Incontri lungo il sentiero
Protagonisti del variegato mondo dei boschi sono i Patriziati. Come si muovono oggi in questa fase di cambiamento? Gianfranco Poli, segretario dell’Allenza patriziale ticinese, ci porta una risposta: «La nostra legna, purtroppo, non la compera più nessuno. Eppure da opera la richiesta è aumentata del 50%, in particolare da Cina e America. Da ardere diversamente vi è una grande concorrenza da Paesi come Polonia o Estonia che hanno in dotazione macchinari superefficienti. Dalle nostre latitudini il dover coinvolgere, per la conformazione del terreno, gli elicotteri, porta ad aumentare molto i costi dell’esbosco. Si può pensare anche alla teleferica, ma non è possibile ovunque. Un esempio lo abbiamo avuto a Brusino Arsizio dove si è portato via il legname da valle al Serpiano.

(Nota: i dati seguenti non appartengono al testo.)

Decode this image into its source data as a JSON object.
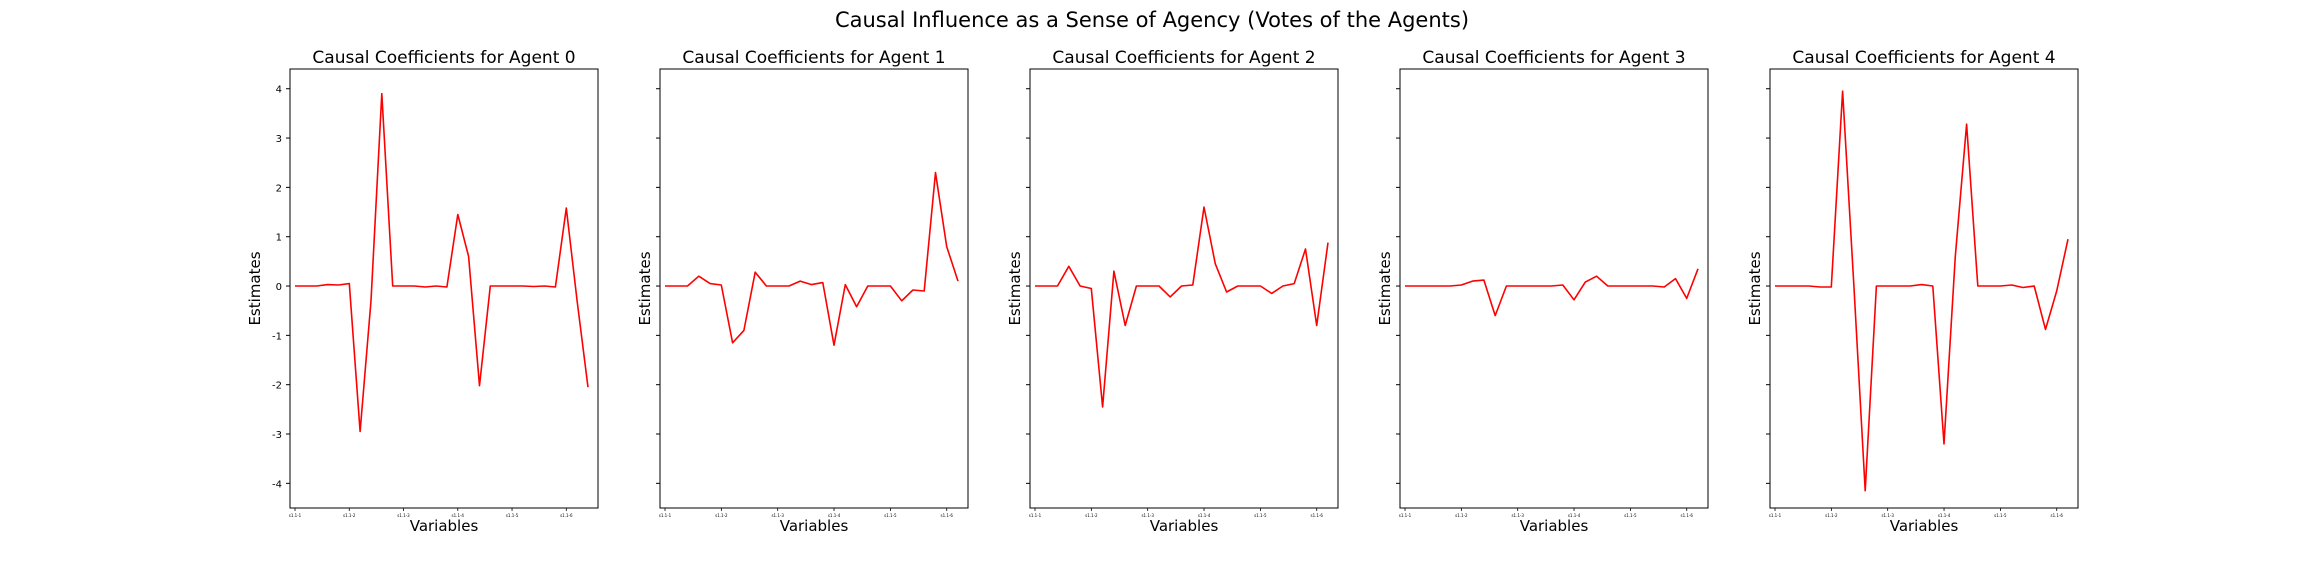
{
  "figure": {
    "title": "Causal Influence as a Sense of Agency (Votes of the Agents)"
  },
  "chart_data": [
    {
      "type": "line",
      "title": "Causal Coefficients for Agent 0",
      "xlabel": "Variables",
      "ylabel": "Estimates",
      "ylim": [
        -4.5,
        4.4
      ],
      "yticks": [
        -4,
        -3,
        -2,
        -1,
        0,
        1,
        2,
        3,
        4
      ],
      "x_tick_labels": [
        "s1.1-1",
        "s1.1-2",
        "s1.1-3",
        "s1.1-4",
        "s1.1-5",
        "s1.1-6"
      ],
      "grid": false,
      "color": "#ff0000",
      "values": [
        0,
        0,
        0,
        0.03,
        0.02,
        0.05,
        -2.95,
        -0.3,
        3.9,
        0,
        0,
        0,
        -0.02,
        0,
        -0.02,
        1.45,
        0.6,
        -2.02,
        0,
        0,
        0,
        0,
        -0.01,
        0,
        -0.02,
        1.58,
        -0.3,
        -2.05
      ]
    },
    {
      "type": "line",
      "title": "Causal Coefficients for Agent 1",
      "xlabel": "Variables",
      "ylabel": "Estimates",
      "ylim": [
        -4.5,
        4.4
      ],
      "yticks": [
        -4,
        -3,
        -2,
        -1,
        0,
        1,
        2,
        3,
        4
      ],
      "x_tick_labels": [
        "s1.1-1",
        "s1.1-2",
        "s1.1-3",
        "s1.1-4",
        "s1.1-5",
        "s1.1-6"
      ],
      "grid": false,
      "color": "#ff0000",
      "values": [
        0,
        0,
        0,
        0.2,
        0.05,
        0.02,
        -1.15,
        -0.9,
        0.28,
        0,
        0,
        0,
        0.1,
        0.03,
        0.07,
        -1.2,
        0.03,
        -0.42,
        0,
        0,
        0,
        -0.3,
        -0.08,
        -0.1,
        2.3,
        0.8,
        0.1
      ]
    },
    {
      "type": "line",
      "title": "Causal Coefficients for Agent 2",
      "xlabel": "Variables",
      "ylabel": "Estimates",
      "ylim": [
        -4.5,
        4.4
      ],
      "yticks": [
        -4,
        -3,
        -2,
        -1,
        0,
        1,
        2,
        3,
        4
      ],
      "x_tick_labels": [
        "s1.1-1",
        "s1.1-2",
        "s1.1-3",
        "s1.1-4",
        "s1.1-5",
        "s1.1-6"
      ],
      "grid": false,
      "color": "#ff0000",
      "values": [
        0,
        0,
        0,
        0.4,
        0,
        -0.05,
        -2.45,
        0.3,
        -0.8,
        0,
        0,
        0,
        -0.22,
        0,
        0.02,
        1.6,
        0.45,
        -0.12,
        0,
        0,
        0,
        -0.15,
        0,
        0.05,
        0.75,
        -0.8,
        0.88
      ]
    },
    {
      "type": "line",
      "title": "Causal Coefficients for Agent 3",
      "xlabel": "Variables",
      "ylabel": "Estimates",
      "ylim": [
        -4.5,
        4.4
      ],
      "yticks": [
        -4,
        -3,
        -2,
        -1,
        0,
        1,
        2,
        3,
        4
      ],
      "x_tick_labels": [
        "s1.1-1",
        "s1.1-2",
        "s1.1-3",
        "s1.1-4",
        "s1.1-5",
        "s1.1-6"
      ],
      "grid": false,
      "color": "#ff0000",
      "values": [
        0,
        0,
        0,
        0,
        0,
        0.02,
        0.1,
        0.12,
        -0.6,
        0,
        0,
        0,
        0,
        0,
        0.02,
        -0.28,
        0.08,
        0.2,
        0,
        0,
        0,
        0,
        0,
        -0.02,
        0.15,
        -0.25,
        0.35
      ]
    },
    {
      "type": "line",
      "title": "Causal Coefficients for Agent 4",
      "xlabel": "Variables",
      "ylabel": "Estimates",
      "ylim": [
        -4.5,
        4.4
      ],
      "yticks": [
        -4,
        -3,
        -2,
        -1,
        0,
        1,
        2,
        3,
        4
      ],
      "x_tick_labels": [
        "s1.1-1",
        "s1.1-2",
        "s1.1-3",
        "s1.1-4",
        "s1.1-5",
        "s1.1-6"
      ],
      "grid": false,
      "color": "#ff0000",
      "values": [
        0,
        0,
        0,
        0,
        -0.02,
        -0.02,
        3.95,
        0,
        -4.15,
        0,
        0,
        0,
        0,
        0.03,
        0,
        -3.2,
        0.6,
        3.28,
        0,
        0,
        0,
        0.02,
        -0.03,
        0,
        -0.88,
        -0.1,
        0.95
      ]
    }
  ]
}
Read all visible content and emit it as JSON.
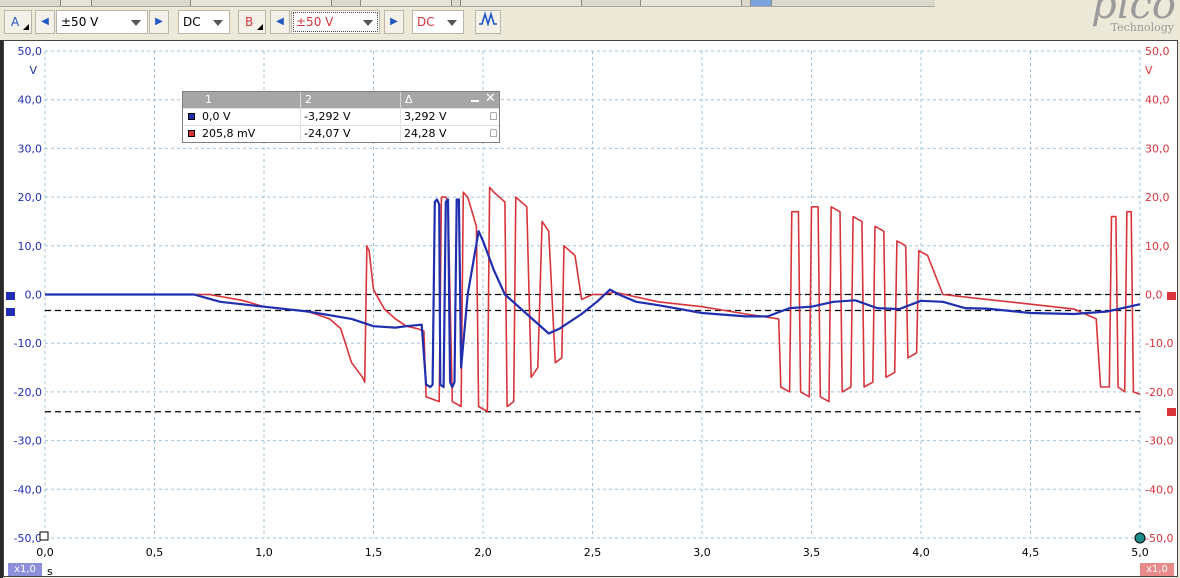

Certo bisogna sempre considerare di riuscire quantomeno a tirar fuori almeno il costo dell’opera. Oggi nel bosco abbiamo una montagna di legna che nessuno taglia più. E il problema si acuisce quando abbiamo delle piante che durano, come la robinia, di media un trentennio diversamente da alberi più forti e longevi come il faggio o il castagno. Pensi che una volta il Patriziato vendeva persino le foglie utilizzate per lo strame delle bestie presenti nelle stalle. Fino a vent’anni fa si vendeva ancora qualche tonnellata di faggio, mentre adesso arriva dalla Svizzera interna a metà prezzo. Chissà che la questione di un petrolio esauribile e la ‘guerra’ per il gas non porti a un recupero della legna!».